A limitation of our study is that the CEVS is based on voluntary referral of samples from clinical laboratories [31]. Moreover, there are no standard criteria for seeking microbiological confirmation of suspected EV cases, and this is done according to the expert opinion of the clinician in charge. This makes the system sensitive to variations in the frequency of EV testing, although we tried to control for this by analysing E6 as a proportion of all EV. Finally, since there are other laboratories in the Netherlands performing EV typing, not all EV clinical identifications in the Netherlands were captured by this study and the exact population coverage is not known. Environmental surveillance in the Netherlands is optimised for poliovirus exclusion in specific areas and may not provide a good representation of the general population, especially since the area covered (the bible belt) is considered to be relatively socially isolated and circulating strains can differ from other regions [24,32].

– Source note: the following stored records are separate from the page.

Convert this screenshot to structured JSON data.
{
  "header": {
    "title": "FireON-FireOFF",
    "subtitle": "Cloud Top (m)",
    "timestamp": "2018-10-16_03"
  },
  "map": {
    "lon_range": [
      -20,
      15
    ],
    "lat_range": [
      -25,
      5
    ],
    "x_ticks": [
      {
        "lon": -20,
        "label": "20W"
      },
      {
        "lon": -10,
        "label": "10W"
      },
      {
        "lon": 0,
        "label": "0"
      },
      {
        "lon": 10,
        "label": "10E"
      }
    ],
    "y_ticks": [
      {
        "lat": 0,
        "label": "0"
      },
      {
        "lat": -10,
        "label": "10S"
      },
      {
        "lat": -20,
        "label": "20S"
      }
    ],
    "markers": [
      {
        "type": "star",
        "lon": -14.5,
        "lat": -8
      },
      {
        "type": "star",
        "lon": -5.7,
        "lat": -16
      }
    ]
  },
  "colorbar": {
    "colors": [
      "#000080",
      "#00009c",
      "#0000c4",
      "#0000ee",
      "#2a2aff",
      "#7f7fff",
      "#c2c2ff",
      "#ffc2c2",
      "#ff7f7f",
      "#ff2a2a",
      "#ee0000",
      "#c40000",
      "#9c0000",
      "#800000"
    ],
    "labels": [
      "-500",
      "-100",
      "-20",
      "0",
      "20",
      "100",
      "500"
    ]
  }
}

The VP1 fragment analysed in our study covered only 270 nt. While EV types can be assigned with this fragment, the fragment is too short to carry out a more in depth phylogenetic analysis. As such, the study only gives a first insight into possible clustering, which should be confirmed with complete VP1 sequencing. We used a 15% threshold for genetic homologues, which corresponds to the level of genetic variability observed in other studies. In Greece, in patients with CNS infection in 2006 and 2007, mean genetic distance between groups was 22% [8] and in Poland, including also environmental isolates, nucleotide sequence divergence was up to 19% [41]. As a limitation of the time–place–phylogeny clustering algorithm, we used 15% of the maximum distance as a threshold for cluster detection, and the number and composition of the resulting clusters is sensitive to this choice. Using 20% of the maximum distance or higher resulted in transmission clusters that were less consistent with the phylogenetic clusters previously defined, showed less plausibility and failed to identify the E6 cluster detected in 2016 [10].

Conclusion

Transmission clusters are reliably identified by jointly analysing time, place and genetic information. Therefore, increasing efforts should be made to collect accurate time and place information within EV surveillance systems, along with genetic information. Automated algorithms can provide detection of such clusters and can potentially help control efforts to limit the spread of highly pathogenic EVs. Environmental surveillance proved to be valuable to characterise EVs, in this case E6, causing disease in human populations, but showed limited benefit for early warning for this endemic EV type.